Hiddleston joined ANZ National in 2005 as the head of leveraged finance after doing a stint working in the UK for Bank of America and Mizuho Corporate Bank.

He then moved quickly up the ranks before being appointed MD commercial and agri in February 2016.

But Business Insider understands he is getting out of banking and will join a private firm.

An ANZ spokesman confirmed Hiddleston was off to pursue other opportunities but would not confirm exactly where.

Hiddleston will leave at the end of March.

Lorraine Mapu, currently ANZ’s general manager business, will replace Hiddleston and join the bank’s leadership team subject to the usual regulatory sign-offs.

Pay day time

My Food Bag’s much-anticipated initial public offer is now officially on the table with a share market listing planned for March 5.

The share offer presents a good exit opportunity for existing shareholders with private equity firm Waterman Capital selling down its 66 per cent shareholding to not less than 15 per cent.
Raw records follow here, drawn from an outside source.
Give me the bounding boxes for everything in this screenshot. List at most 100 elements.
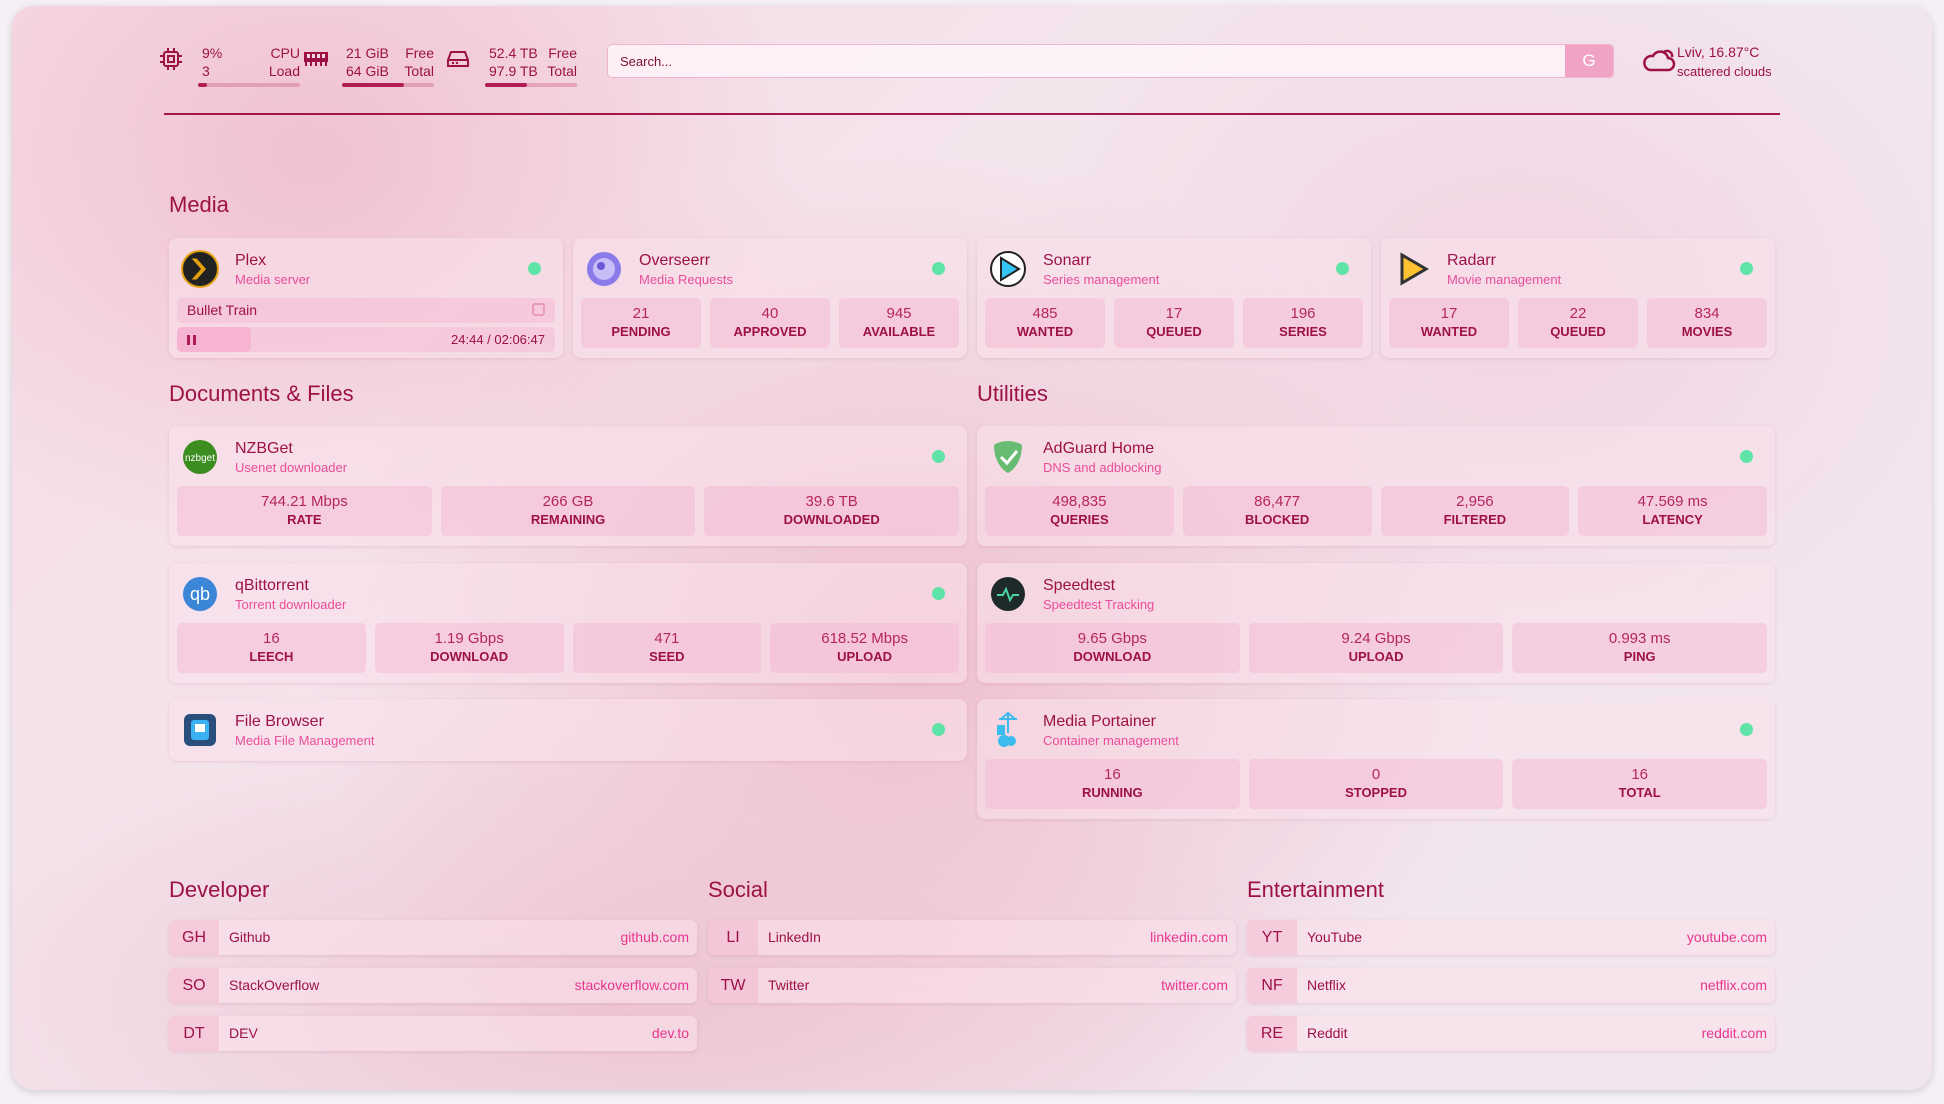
bookmark-twitter[interactable]: TW Twitter twitter.com xyxy=(708,968,1236,1003)
memory-label: Free xyxy=(405,45,434,61)
bookmark-url[interactable]: dev.to xyxy=(651,1025,689,1041)
stat-label: QUEUED xyxy=(1146,324,1202,339)
service-name[interactable]: Speedtest xyxy=(1043,577,1116,594)
bookmark-name[interactable]: LinkedIn xyxy=(768,929,821,945)
service-name[interactable]: NZBGet xyxy=(235,440,293,457)
service-card-radarr[interactable]: Radarr Movie management 17 WANTED 22 QUEUED 83… xyxy=(1381,238,1775,358)
disk-total: 97.9 TB xyxy=(489,63,538,79)
service-description: Media Requests xyxy=(639,272,733,287)
pause-icon[interactable] xyxy=(187,335,196,345)
service-description: Usenet downloader xyxy=(235,460,348,475)
bookmark-name[interactable]: Twitter xyxy=(768,977,810,993)
bookmark-url[interactable]: github.com xyxy=(620,929,689,945)
stat-value: 47.569 ms xyxy=(1637,493,1708,510)
stat-label: WANTED xyxy=(1420,324,1478,339)
service-card-qbittorrent[interactable]: qb qBittorrent Torrent downloader 16 LEECH 1.… xyxy=(169,563,967,683)
disk-label: Free xyxy=(548,45,577,61)
service-card-speedtest[interactable]: Speedtest Speedtest Tracking 9.65 Gbps DOWN… xyxy=(977,563,1775,683)
cpu-widget: 9% 3 CPU Load xyxy=(160,40,300,90)
disk-widget: 52.4 TB 97.9 TB Free Total xyxy=(447,40,577,90)
status-dot xyxy=(932,450,945,463)
bookmark-url[interactable]: youtube.com xyxy=(1686,929,1767,945)
stat-value: 1.19 Gbps xyxy=(434,630,504,647)
filebrowser-icon xyxy=(181,711,219,749)
stat-value: 16 xyxy=(1631,766,1649,783)
stat-label: QUEUED xyxy=(1550,324,1606,339)
service-name[interactable]: Sonarr xyxy=(1043,252,1092,269)
bookmark-linkedin[interactable]: LI LinkedIn linkedin.com xyxy=(708,920,1236,955)
service-name[interactable]: Radarr xyxy=(1447,252,1496,269)
stat-value: 21 xyxy=(632,305,650,322)
stat-value: 2,956 xyxy=(1456,493,1494,510)
bookmark-netflix[interactable]: NF Netflix netflix.com xyxy=(1247,968,1775,1003)
status-dot xyxy=(1740,450,1753,463)
service-card-sonarr[interactable]: Sonarr Series management 485 WANTED 17 QUEUED… xyxy=(977,238,1371,358)
bookmark-url[interactable]: reddit.com xyxy=(1701,1025,1767,1041)
bookmark-stackoverflow[interactable]: SO StackOverflow stackoverflow.com xyxy=(169,968,697,1003)
bookmark-abbr: RE xyxy=(1247,1016,1297,1051)
search-input[interactable] xyxy=(608,45,1548,77)
disk-bar xyxy=(485,83,577,87)
bookmark-abbr: LI xyxy=(708,920,758,955)
service-card-nzbget[interactable]: nzbget NZBGet Usenet downloader 744.21 Mbps… xyxy=(169,426,967,546)
stat-value: 17 xyxy=(1440,305,1458,322)
stat-label: WANTED xyxy=(1016,324,1074,339)
service-name[interactable]: AdGuard Home xyxy=(1043,440,1155,457)
service-card-plex[interactable]: Plex Media server Bullet Train 24:44 / 02:0… xyxy=(169,238,563,358)
stat-label: DOWNLOAD xyxy=(430,649,509,664)
stat-block: 618.52 Mbps UPLOAD xyxy=(770,623,959,673)
stat-label: UPLOAD xyxy=(1348,649,1404,664)
cpu-value: 9% xyxy=(202,45,223,61)
bookmark-abbr: DT xyxy=(169,1016,219,1051)
bookmark-name[interactable]: YouTube xyxy=(1307,929,1363,945)
service-card-file-browser[interactable]: File Browser Media File Management xyxy=(169,699,967,761)
stat-block: 266 GB REMAINING xyxy=(440,486,696,536)
stat-label: PING xyxy=(1623,649,1656,664)
svg-text:nzbget: nzbget xyxy=(185,453,215,464)
stat-value: 16 xyxy=(263,630,280,647)
bookmark-group-title: Social xyxy=(708,877,768,902)
memory-bar xyxy=(342,83,434,87)
bookmark-youtube[interactable]: YT YouTube youtube.com xyxy=(1247,920,1775,955)
service-name[interactable]: Plex xyxy=(235,252,267,269)
service-stats: 498,835 QUERIES 86,477 BLOCKED 2,956 FILTERED… xyxy=(985,486,1767,536)
service-card-adguard-home[interactable]: AdGuard Home DNS and adblocking 498,835 QUE… xyxy=(977,426,1775,546)
stat-block: 22 QUEUED xyxy=(1518,298,1638,348)
bookmark-name[interactable]: StackOverflow xyxy=(229,977,320,993)
bookmark-url[interactable]: twitter.com xyxy=(1161,977,1228,993)
stat-label: LEECH xyxy=(249,649,294,664)
bookmark-reddit[interactable]: RE Reddit reddit.com xyxy=(1247,1016,1775,1051)
bookmark-url[interactable]: linkedin.com xyxy=(1150,929,1228,945)
stat-label: MOVIES xyxy=(1681,324,1733,339)
service-name[interactable]: File Browser xyxy=(235,713,324,730)
search-box: G xyxy=(607,44,1614,78)
adguard-icon xyxy=(989,438,1027,476)
stat-value: 86,477 xyxy=(1254,493,1301,510)
stat-block: 0.993 ms PING xyxy=(1512,623,1768,673)
service-card-overseerr[interactable]: Overseerr Media Requests 21 PENDING 40 APPROV… xyxy=(573,238,967,358)
bookmark-github[interactable]: GH Github github.com xyxy=(169,920,697,955)
bookmark-name[interactable]: DEV xyxy=(229,1025,258,1041)
stat-value: 471 xyxy=(654,630,680,647)
sonarr-icon xyxy=(989,250,1027,288)
stat-label: RUNNING xyxy=(1082,785,1143,800)
bookmark-name[interactable]: Reddit xyxy=(1307,1025,1348,1041)
bookmark-name[interactable]: Github xyxy=(229,929,271,945)
service-name[interactable]: qBittorrent xyxy=(235,577,309,594)
header-divider xyxy=(164,113,1780,115)
stat-label: PENDING xyxy=(611,324,671,339)
service-card-media-portainer[interactable]: Media Portainer Container management 16 RUN… xyxy=(977,699,1775,819)
bookmark-url[interactable]: stackoverflow.com xyxy=(574,977,689,993)
stat-value: 498,835 xyxy=(1052,493,1107,510)
stat-block: 0 STOPPED xyxy=(1248,759,1504,809)
bookmark-dev[interactable]: DT DEV dev.to xyxy=(169,1016,697,1051)
bookmark-url[interactable]: netflix.com xyxy=(1700,977,1767,993)
stat-value: 40 xyxy=(761,305,779,322)
service-name[interactable]: Overseerr xyxy=(639,252,711,269)
bookmark-name[interactable]: Netflix xyxy=(1307,977,1346,993)
stat-block: 16 LEECH xyxy=(177,623,366,673)
stat-label: SEED xyxy=(649,649,685,664)
search-provider-button[interactable]: G xyxy=(1565,45,1613,77)
service-name[interactable]: Media Portainer xyxy=(1043,713,1156,730)
stat-label: SERIES xyxy=(1279,324,1327,339)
That will net the Auckland-based firm up to $193.9m plus dividends – having bought into the meal kit company back in 2016 for an undisclosed sum.

Other shareholders include co-founders Cecilia and James Robinson with 11.18 per cent, Theresa Gattung with 10.24 per cent and Nadia Lim with 5.7 per cent.

The product disclosure statement notes that these shareholders will retain at least 8.7 per cent in aggregate with the three above between them netting the lion’s share of $93.4m from the sale of their shares.

Each of the existing shareholders have entered into escrow arrangements where they have agreed not to sell down their remaining shares until the date My Food Bag announces its result for the March 2022 financial year.

The investment document also shows that My Food Bag has been able to pay a regular dividend to its shareholders since 2018. It paid out $3.4m in that year, $3.6m in 2019 and $8.4m in 2020.

The company will pay out $13.3m to those existing shareholders in the year to March 31, 2021.

Asked why Waterman decided to sell down to 15 per cent, the firm provided a statement saying: “Our decision to retain a shareholding of not less than 15 per cent following the offer was based on feedback from the deal roadshow and factoring in the desired free float requirements from institutional investors (My Food Bag will be on the cusp on entering the NZX50). Following the listing, Waterman still remains the largest single investor in My Food Bag and continues to hold a seat on the board.”

My Food Bag is also raising $54.8m through the sale of new shares, with the bulk of the proceeds used to repay bank debt. Some $16.7m will be set aside to fund the cost of the offer.